Assumptions and Mistakes
The message itself does not contain mistakes — the diagnosis is correct and the timeline data supports it. However, the experiment reveals an implicit assumption that deserves examination: the assumption that more partition workers would improve throughput. This assumption was held by both the user (who requested pw=30) and likely by the assistant (who executed the request without prior prediction of the outcome). The fact that the result was worse is what makes this message valuable — it disproves the naive scaling assumption and reveals the system's true bottleneck dynamics.
One subtle point: the assistant attributes the regression to "synthesis contention" broadly, but the timeline data shows inflated GPU durations (22s vs 6.5s per partition). This suggests the bottleneck is not just synthesis competing with synthesis, but synthesis starving the GPU preprocessing threads that run on the CPU. The GPU workers cannot prepare their next batch of data because the CPU is saturated with synthesis work. This is a more precise diagnosis than "synthesis contention" alone — it's a cross-pipeline resource conflict where CPU-bound synthesis work preempts the CPU-bound preprocessing that feeds the GPU.
The Thinking Process
The message reveals a clear diagnostic thinking process:
- Observe the anomaly: 60.4s/proof is significantly worse than the 44.0s/proof baseline. This is not a minor fluctuation — it's a 37% regression that demands explanation.
- Formulate a hypothesis: The assistant immediately connects the regression to the changed parameter. "With 30 concurrent partition workers, synthesis contention is hurting." This is a causal hypothesis: the increase from pw=20 to pw=30 caused CPU contention that degraded throughput.
- Identify a specific symptom: The first proof's 140-second prove time is singled out as evidence.

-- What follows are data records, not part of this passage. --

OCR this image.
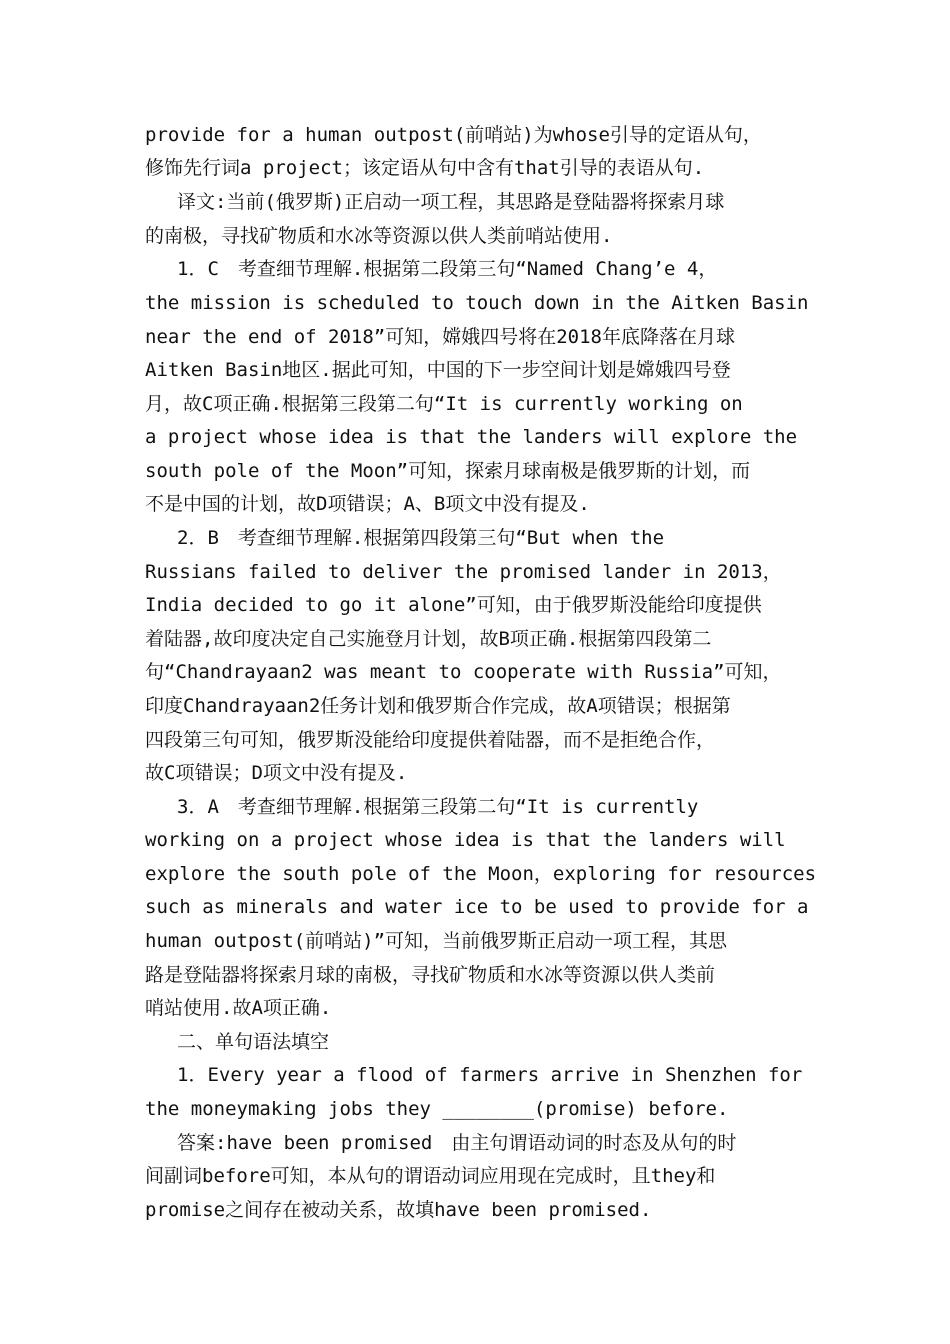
provide for a human outpost(前哨站)为whose引导的定语从句，
修饰先行词a project；该定语从句中含有that引导的表语从句.
译文:当前(俄罗斯)正启动一项工程，其思路是登陆器将探索月球
的南极，寻找矿物质和水冰等资源以供人类前哨站使用.
1．C　考查细节理解.根据第二段第三句“Named Chang’e 4，
the mission is scheduled to touch down in the Aitken Basin
near the end of 2018”可知，嫦娥四号将在2018年底降落在月球
Aitken Basin地区.据此可知，中国的下一步空间计划是嫦娥四号登
月，故C项正确.根据第三段第二句“It is currently working on
a project whose idea is that the landers will explore the
south pole of the Moon”可知，探索月球南极是俄罗斯的计划，而
不是中国的计划，故D项错误；A、B项文中没有提及.
2．B　考查细节理解.根据第四段第三句“But when the
Russians failed to deliver the promised lander in 2013，
India decided to go it alone”可知，由于俄罗斯没能给印度提供
着陆器,故印度决定自己实施登月计划，故B项正确.根据第四段第二
句“Chandrayaan2 was meant to cooperate with Russia”可知，
印度Chandrayaan2任务计划和俄罗斯合作完成，故A项错误；根据第
四段第三句可知，俄罗斯没能给印度提供着陆器，而不是拒绝合作，
故C项错误；D项文中没有提及.
3．A　考查细节理解.根据第三段第二句“It is currently
working on a project whose idea is that the landers will
explore the south pole of the Moon，exploring for resources
such as minerals and water ice to be used to provide for a
human outpost(前哨站)”可知，当前俄罗斯正启动一项工程，其思
路是登陆器将探索月球的南极，寻找矿物质和水冰等资源以供人类前
哨站使用.故A项正确.
二、单句语法填空
1．Every year a flood of farmers arrive in Shenzhen for
the moneymaking jobs they ________(promise) before.
答案:have been promised　由主句谓语动词的时态及从句的时
间副词before可知，本从句的谓语动词应用现在完成时，且they和
promise之间存在被动关系，故填have been promised.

This is a specific, measurable symptom that supports the hypothesis — if contention were uniform, all proofs would be equally slow, but the first proof bears the brunt because all 30 partitions start synthesis simultaneously.
- Design a diagnostic experiment: The grep command is chosen to extract GPU_START and GPU_END timeline events. This directly measures whether GPU workers are experiencing delays. The inflated 22-second GPU durations confirm the hypothesis.
- Communicate the result: The assistant presents the finding concisely, with the key number (60.4s/proof) bolded, the comparison to baseline (44.0s/proof), the hypothesized cause, and the supporting evidence — all in a single sentence followed by the diagnostic command.
Conclusion
Message [msg 2239] is a masterclass in performance diagnosis under constraint. In just a few lines, the assistant receives a negative result (pw=30 regresses), immediately identifies the root cause (CPU contention starving GPU preprocessing), validates it with timeline data, and communicates the finding with precision. The message serves as the critical data point that bounds the partition_workers parameter space, informing the subsequent sweep (chunk 1) that identifies pw=10–12 as the optimal range.
More broadly, this message illustrates a fundamental truth about systems optimization: parallelism is not free, and adding more concurrent work can backfire when resources are shared across pipeline stages. The Phase 8 dual-worker interlock successfully eliminated GPU idle gaps, but it did so by shifting the bottleneck to CPU resource contention — a trade-off that only becomes visible through systematic parameter exploration like this pw=30 experiment.